The first bullet shattered the stained glass window above the door at the end of the wing (the one donated by the class of 2011 in memory of Vice Principal Kirshner) and the next spray of bullets pierced the soft wall of the cork board, ripping posters and sending bits of holiday glitter and cheer into the air like puffs of fake snow.
The first students who heard the crack of glass looked at one another in confu
sion. It sounded like nothing more than bottle caps or loud doors banging against walls, but it punctured the quiet morning like the eerie warning calls of crows in a clear sky.
When the next round of bullets hit the walls and doors of the east wing, Mr. Corleone held up a hand and stood up from the chair behind his desk. “Put your pens and pencils down,” he said calmly. “I’m not sure what that is, but it doesn’t sound right.” The juniors in his history class looked around, pencils poised over their papers, eyes wide with surprise.

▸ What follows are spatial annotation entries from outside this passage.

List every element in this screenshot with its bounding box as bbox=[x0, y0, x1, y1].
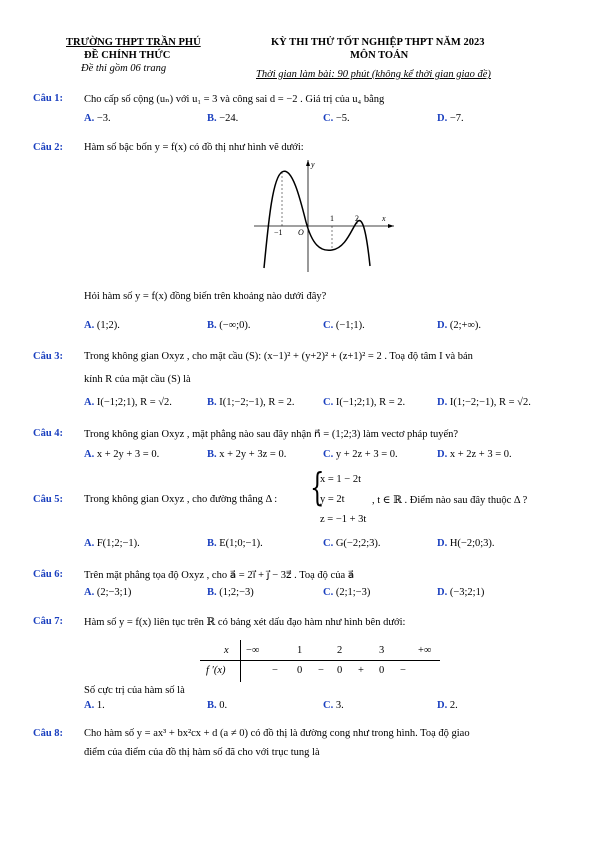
table-cell: 0 bbox=[337, 665, 343, 676]
option-c[interactable]: C. (−1;1). bbox=[323, 320, 365, 331]
x-axis-label: x bbox=[382, 214, 386, 223]
option-c[interactable]: C. I(−1;2;1), R = 2. bbox=[323, 397, 406, 408]
question-label: Câu 2: bbox=[33, 142, 64, 153]
table-cell: − bbox=[400, 665, 406, 676]
table-cell: 2 bbox=[337, 645, 343, 656]
question-label: Câu 1: bbox=[33, 93, 64, 104]
exam-title: KỲ THI THỬ TỐT NGHIỆP THPT NĂM 2023 bbox=[271, 37, 485, 48]
system-line-1: x = 1 − 2t bbox=[320, 474, 362, 485]
question-text: Hàm số bậc bốn y = f(x) có đồ thị như hình vẽ dưới: bbox=[84, 142, 304, 153]
option-b[interactable]: B. x + 2y + 3z = 0. bbox=[207, 449, 287, 460]
question-text: Trên mặt phẳng tọa độ Oxyz , cho a⃗ = 2i⃗ + j⃗ − 3z⃗ . Toạ độ của a⃗ bbox=[84, 570, 355, 581]
time-note: Thời gian làm bài: 90 phút (không kể thời gian giao đề) bbox=[256, 69, 491, 80]
tick-label-minus1: −1 bbox=[274, 228, 283, 237]
question-text: Trong không gian Oxyz , cho mặt cầu (S): (x−1)² + (y+2)² + (z+1)² = 2 . Toạ độ tâm I và bán bbox=[84, 351, 473, 362]
question-text-continued: kính R của mặt cầu (S) là bbox=[84, 374, 191, 385]
function-graph bbox=[254, 158, 396, 274]
question-text: Cho hàm số y = ax³ + bx²cx + d (a ≠ 0) có đồ thị là đường cong như trong hình. Toạ độ giao bbox=[84, 728, 470, 739]
table-cell: +∞ bbox=[418, 645, 432, 656]
table-cell: 3 bbox=[379, 645, 385, 656]
option-a[interactable]: A. (2;−3;1) bbox=[84, 587, 132, 598]
official-label: ĐỀ CHÍNH THỨC bbox=[84, 50, 171, 61]
question-text: Trong không gian Oxyz , mặt phẳng nào sau đây nhận n⃗ = (1;2;3) làm vectơ pháp tuyến? bbox=[84, 429, 459, 440]
question-text-continued: điểm của điểm của đồ thị hàm số đã cho với trục tung là bbox=[84, 747, 320, 758]
question-text: Hỏi hàm số y = f(x) đồng biến trên khoảng nào dưới đây? bbox=[84, 291, 327, 302]
tick-label-1: 1 bbox=[330, 214, 334, 223]
system-line-3: z = −1 + 3t bbox=[320, 514, 367, 525]
tick-label-2: 2 bbox=[355, 214, 359, 223]
option-c[interactable]: C. 3. bbox=[323, 700, 344, 711]
system-brace: { bbox=[310, 465, 325, 509]
question-text: Cho cấp số cộng (uₙ) với u₁ = 3 và công sai d = −2 . Giá trị của u₄ bằng bbox=[84, 94, 385, 105]
option-d[interactable]: D. 2. bbox=[437, 700, 458, 711]
y-axis-label: y bbox=[311, 160, 315, 169]
option-d[interactable]: D. x + 2z + 3 = 0. bbox=[437, 449, 512, 460]
table-cell: − bbox=[318, 665, 324, 676]
origin-label: O bbox=[298, 228, 304, 237]
option-a[interactable]: A. (1;2). bbox=[84, 320, 120, 331]
system-line-2: y = 2t bbox=[320, 494, 345, 505]
table-cell: + bbox=[358, 665, 364, 676]
question-label: Câu 6: bbox=[33, 569, 64, 580]
question-label: Câu 3: bbox=[33, 351, 64, 362]
option-d[interactable]: D. (−3;2;1) bbox=[437, 587, 485, 598]
table-header-fprime: f ′(x) bbox=[206, 665, 226, 676]
option-c[interactable]: C. (2;1;−3) bbox=[323, 587, 371, 598]
option-b[interactable]: B. 0. bbox=[207, 700, 228, 711]
table-cell: −∞ bbox=[246, 645, 260, 656]
question-label: Câu 4: bbox=[33, 428, 64, 439]
option-c[interactable]: C. y + 2z + 3 = 0. bbox=[323, 449, 398, 460]
question-text: Trong không gian Oxyz , cho đường thẳng Δ : bbox=[84, 494, 278, 505]
sign-table bbox=[200, 640, 440, 682]
option-a[interactable]: A. I(−1;2;1), R = √2. bbox=[84, 397, 172, 408]
table-cell: 1 bbox=[297, 645, 303, 656]
question-label: Câu 8: bbox=[33, 728, 64, 739]
option-a[interactable]: A. −3. bbox=[84, 113, 111, 124]
option-b[interactable]: B. (−∞;0). bbox=[207, 320, 251, 331]
option-d[interactable]: D. (2;+∞). bbox=[437, 320, 482, 331]
option-b[interactable]: B. E(1;0;−1). bbox=[207, 538, 263, 549]
school-name: TRƯỜNG THPT TRẦN PHÚ bbox=[66, 37, 201, 48]
subject-title: MÔN TOÁN bbox=[350, 50, 409, 61]
option-d[interactable]: D. −7. bbox=[437, 113, 464, 124]
option-c[interactable]: C. G(−2;2;3). bbox=[323, 538, 381, 549]
option-c[interactable]: C. −5. bbox=[323, 113, 350, 124]
table-cell: 0 bbox=[297, 665, 303, 676]
table-header-x: x bbox=[224, 645, 229, 656]
option-a[interactable]: A. x + 2y + 3 = 0. bbox=[84, 449, 160, 460]
table-cell: 0 bbox=[379, 665, 385, 676]
question-text: Số cực trị của hàm số là bbox=[84, 685, 185, 696]
option-a[interactable]: A. 1. bbox=[84, 700, 105, 711]
option-b[interactable]: B. I(1;−2;−1), R = 2. bbox=[207, 397, 295, 408]
question-label: Câu 5: bbox=[33, 494, 64, 505]
page-count: Đề thi gồm 06 trang bbox=[81, 63, 167, 74]
option-b[interactable]: B. (1;2;−3) bbox=[207, 587, 254, 598]
question-label: Câu 7: bbox=[33, 616, 64, 627]
question-text-continued: , t ∈ ℝ . Điểm nào sau đây thuộc Δ ? bbox=[372, 495, 528, 506]
question-text: Hàm số y = f(x) liên tục trên ℝ có bảng xét dấu đạo hàm như hình bên dưới: bbox=[84, 617, 406, 628]
option-d[interactable]: D. I(1;−2;−1), R = √2. bbox=[437, 397, 531, 408]
option-d[interactable]: D. H(−2;0;3). bbox=[437, 538, 495, 549]
option-b[interactable]: B. −24. bbox=[207, 113, 239, 124]
table-cell: − bbox=[272, 665, 278, 676]
option-a[interactable]: A. F(1;2;−1). bbox=[84, 538, 140, 549]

At nine forty-five, a scream from the end of the hallway alerted everyone that something definitely wasn’t right. The sign language teacher had stepped into the hall to see what the ruckus was about, and the vision that greeted her there had first paralyzed her with fear, and next nearly strangled her with the scream that forced its way up and out of her throat. Right on the tail of her animal-like howling came another spray of bullets, this one meant to tell the world that the time had come. The sign language teacher found her wits and pulled the door to the auditorium closed, locking and barricading the door from the inside.

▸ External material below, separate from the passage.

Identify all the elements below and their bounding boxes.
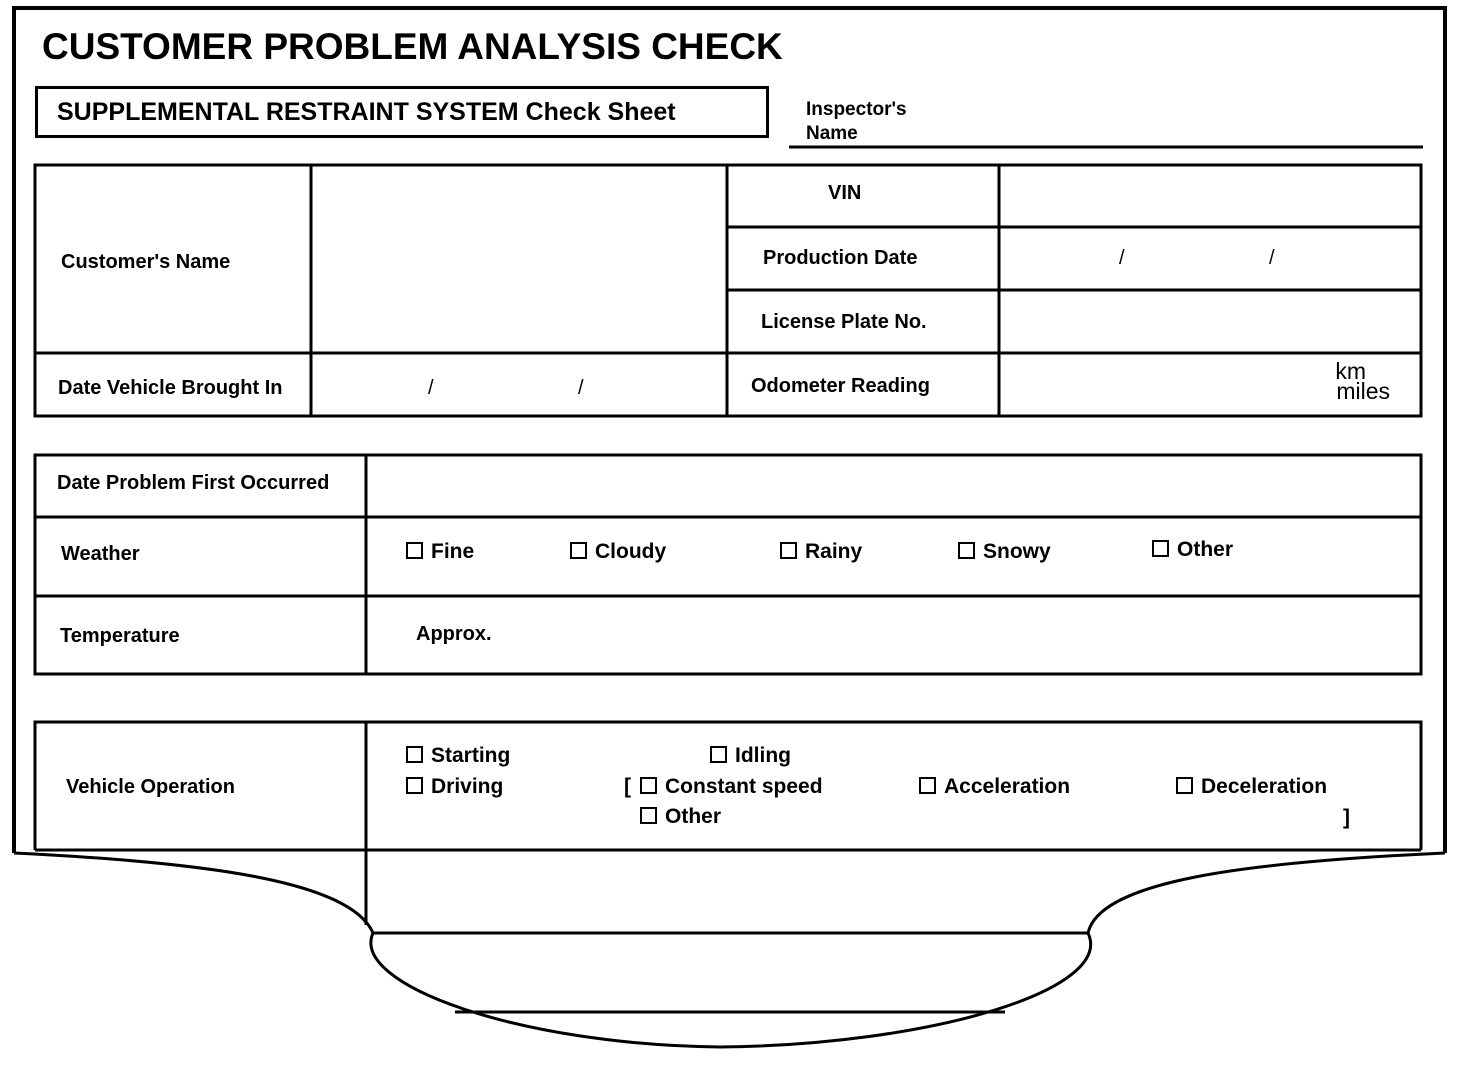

Several of the classrooms had chosen to ignore the commotion, but the minute the sign language teacher locked herself and her students safely inside, she picked up the phone and made a panicked call to the office.
“Teachers,” came a steady voice over the intercom system. “We are in a lockdown situation. Please immediately usher all students in the hall into your classrooms, lock your doors, and commence with lockdown procedures. We will be in lockdown until further notice.” The deep voice echoed through the empty halls, the heavy words bouncing off the shiny linoleum like rubber balls.
Teachers all up and down the east wing scurried to lock their doors to the outside, quickly scanning the hallway for stray students to collect. What they found instead was much more terrifying: a stray student, indeed, but one armed with the intent to do bodily harm.